13.2 Propulsion shall only be liable for other damages if an obligation is breached, the fulfillment of which is a prerequisite for the proper execution of the contract and on the observance of which the Contracting Party may regularly rely (cardinal obligation) and if the damages are typical and foreseeable due to the contractual use of the Services. Any liability under the Product Liability Act shall remain unaffected. Any liability of Propulsion beyond the foregoing is excluded.

14. Force majeure
Neither of the parties is obliged to fulfill the contractual obligations in case of and for the duration of force majeure. In particular, the following circumstances shall be considered force majeure in this sense:

fire/explosion/flood for which the contracting party is not responsible,
War, mutiny, blockade, embargo,
labor dispute lasting more than 6 weeks and not culpably caused by the party, technical problems of the Internet which cannot be influenced by a party; this shall not apply if and to the extent that the provider also offers the telecommunication service.
Each contracting party shall immediately notify the other in writing of the occurrence of a case of force majeure and the end thereof.

15. Property rights of third parties
The customer guarantees that documents, samples, models, templates (hereinafter collectively referred to as “templates”) supplied by him do not infringe any rights of third parties, in particular no industrial property rights, copyrights, trademark rights, utility models, patents, etc. (hereinafter collectively referred to as “industrial property rights”). The Customer shall indemnify Propulsion against all claims asserted by third parties against Propulsion in connection with the use of templates supplied by the Customer due to the infringement of industrial property rights. This includes in particular defense and legal costs as well as other damages. Propulsion shall inform the Customer without delay if third parties assert such claims. The aforementioned indemnification agreement shall not apply if the customer is not at fault.

16. Confidentiality
Insofar as information (in particular documents, samples, models and data) is transferred within the scope of the business relationship, the contracting parties shall keep such information secret and use it exclusively for the purpose of fulfilling the purpose of the contract. This confidentiality agreement shall not apply to information which is already public knowledge at the time of transfer or which was already known to the contracting party at the time of receipt or which the contracting party had already lawfully received from a third party in a legal manner at the time of transfer.

17. Termination of long-term / call-off contracts / price adjustment
17.1 If long-term or call-off contracts are concluded with the Customer, they may be terminated with 4 weeks’ notice to the end of the month. Notice of termination must be given in writing.

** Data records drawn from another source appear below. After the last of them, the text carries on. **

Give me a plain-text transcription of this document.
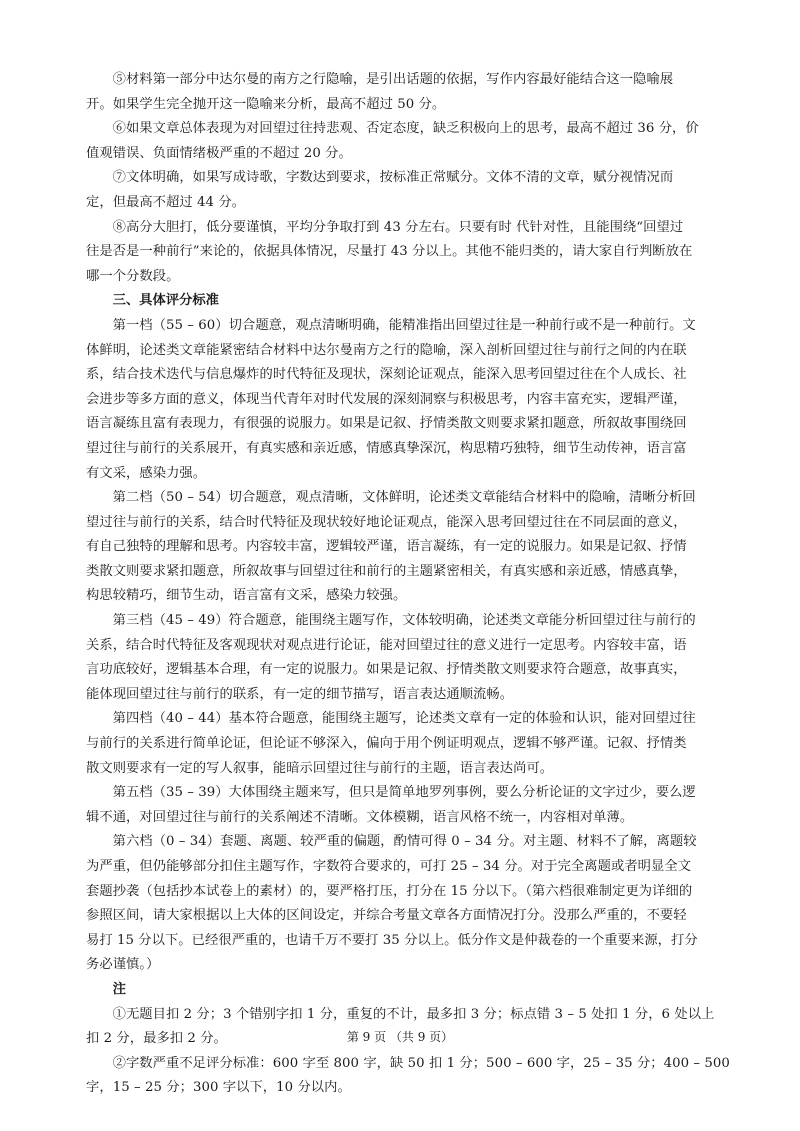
⑤材料第一部分中达尔曼的南方之行隐喻，是引出话题的依据，写作内容最好能结合这一隐喻展
开。如果学生完全抛开这一隐喻来分析，最高不超过 50 分。

⑥如果文章总体表现为对回望过往持悲观、否定态度，缺乏积极向上的思考，最高不超过 36 分，价
值观错误、负面情绪极严重的不超过 20 分。

⑦文体明确，如果写成诗歌，字数达到要求，按标准正常赋分。文体不清的文章，赋分视情况而
定，但最高不超过 44 分。

⑧高分大胆打，低分要谨慎，平均分争取打到 43 分左右。只要有时 代针对性，且能围绕“回望过
往是否是一种前行”来论的，依据具体情况，尽量打 43 分以上。其他不能归类的，请大家自行判断放在
哪一个分数段。

三、具体评分标准

第一档（55 – 60）切合题意，观点清晰明确，能精准指出回望过往是一种前行或不是一种前行。文
体鲜明，论述类文章能紧密结合材料中达尔曼南方之行的隐喻，深入剖析回望过往与前行之间的内在联
系，结合技术迭代与信息爆炸的时代特征及现状，深刻论证观点，能深入思考回望过往在个人成长、社
会进步等多方面的意义，体现当代青年对时代发展的深刻洞察与积极思考，内容丰富充实，逻辑严谨，
语言凝练且富有表现力，有很强的说服力。如果是记叙、抒情类散文则要求紧扣题意，所叙故事围绕回
望过往与前行的关系展开，有真实感和亲近感，情感真挚深沉，构思精巧独特，细节生动传神，语言富
有文采，感染力强。

第二档（50 – 54）切合题意，观点清晰，文体鲜明，论述类文章能结合材料中的隐喻，清晰分析回
望过往与前行的关系，结合时代特征及现状较好地论证观点，能深入思考回望过往在不同层面的意义，
有自己独特的理解和思考。内容较丰富，逻辑较严谨，语言凝练，有一定的说服力。如果是记叙、抒情
类散文则要求紧扣题意，所叙故事与回望过往和前行的主题紧密相关，有真实感和亲近感，情感真挚，
构思较精巧，细节生动，语言富有文采，感染力较强。

第三档（45 – 49）符合题意，能围绕主题写作，文体较明确，论述类文章能分析回望过往与前行的
关系，结合时代特征及客观现状对观点进行论证，能对回望过往的意义进行一定思考。内容较丰富，语
言功底较好，逻辑基本合理，有一定的说服力。如果是记叙、抒情类散文则要求符合题意，故事真实，
能体现回望过往与前行的联系，有一定的细节描写，语言表达通顺流畅。

第四档（40 – 44）基本符合题意，能围绕主题写，论述类文章有一定的体验和认识，能对回望过往
与前行的关系进行简单论证，但论证不够深入，偏向于用个例证明观点，逻辑不够严谨。记叙、抒情类
散文则要求有一定的写人叙事，能暗示回望过往与前行的主题，语言表达尚可。

第五档（35 – 39）大体围绕主题来写，但只是简单地罗列事例，要么分析论证的文字过少，要么逻
辑不通，对回望过往与前行的关系阐述不清晰。文体模糊，语言风格不统一，内容相对单薄。

第六档（0 – 34）套题、离题、较严重的偏题，酌情可得 0 – 34 分。对主题、材料不了解，离题较
为严重，但仍能够部分扣住主题写作，字数符合要求的，可打 25 – 34 分。对于完全离题或者明显全文
套题抄袭（包括抄本试卷上的素材）的，要严格打压，打分在 15 分以下。（第六档很难制定更为详细的
参照区间，请大家根据以上大体的区间设定，并综合考量文章各方面情况打分。没那么严重的，不要轻
易打 15 分以下。已经很严重的，也请千万不要打 35 分以上。低分作文是仲裁卷的一个重要来源，打分
务必谨慎。）

注

①无题目扣 2 分；3 个错别字扣 1 分，重复的不计，最多扣 3 分；标点错 3 – 5 处扣 1 分，6 处以上
扣 2 分，最多扣 2 分。

②字数严重不足评分标准：600 字至 800 字，缺 50 扣 1 分；500 – 600 字，25 – 35 分；400 – 500
字，15 – 25 分；300 字以下，10 分以内。

第 9 页 （共 9 页）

17.2 Propulsion reserves the right to change the agreed prices and/or their structure at any time in the event of rising costs (production costs, personnel costs, material costs) by giving eight weeks’ written notice to the end of the month (change notice period). Should the resulting increase in the price amount to more than 5 percent of the previous price within a contractual year, the customer shall be entitled to terminate the contractual relationship with a notice period of one calendar month to the end of the change notice period.

18. Final provisions
18.1 Propulsion shall not recognize any general terms and conditions of business or contract of the Customer that conflict with or deviate from these General Terms and Conditions of Sale and Delivery unless Propulsion expressly agrees to their application in writing. These General Terms and Conditions of Sale and Delivery shall also apply if Propulsion carries out the delivery to the Customer without reservation in the knowledge that the Customer’s terms and conditions conflict with or deviate from these Terms and Conditions of Sale.

18.2 In commercial transactions, the parties agree that the exclusive place of jurisdiction for all disputes arising in connection with the performance of this Agreement shall be the registered office of Propulsion.

18.3 The business relationship and all legal issues arising therefrom shall be governed exclusively by the laws of the Federal Republic of Germany, excluding the UN Convention on Contracts for the International Sale of Goods.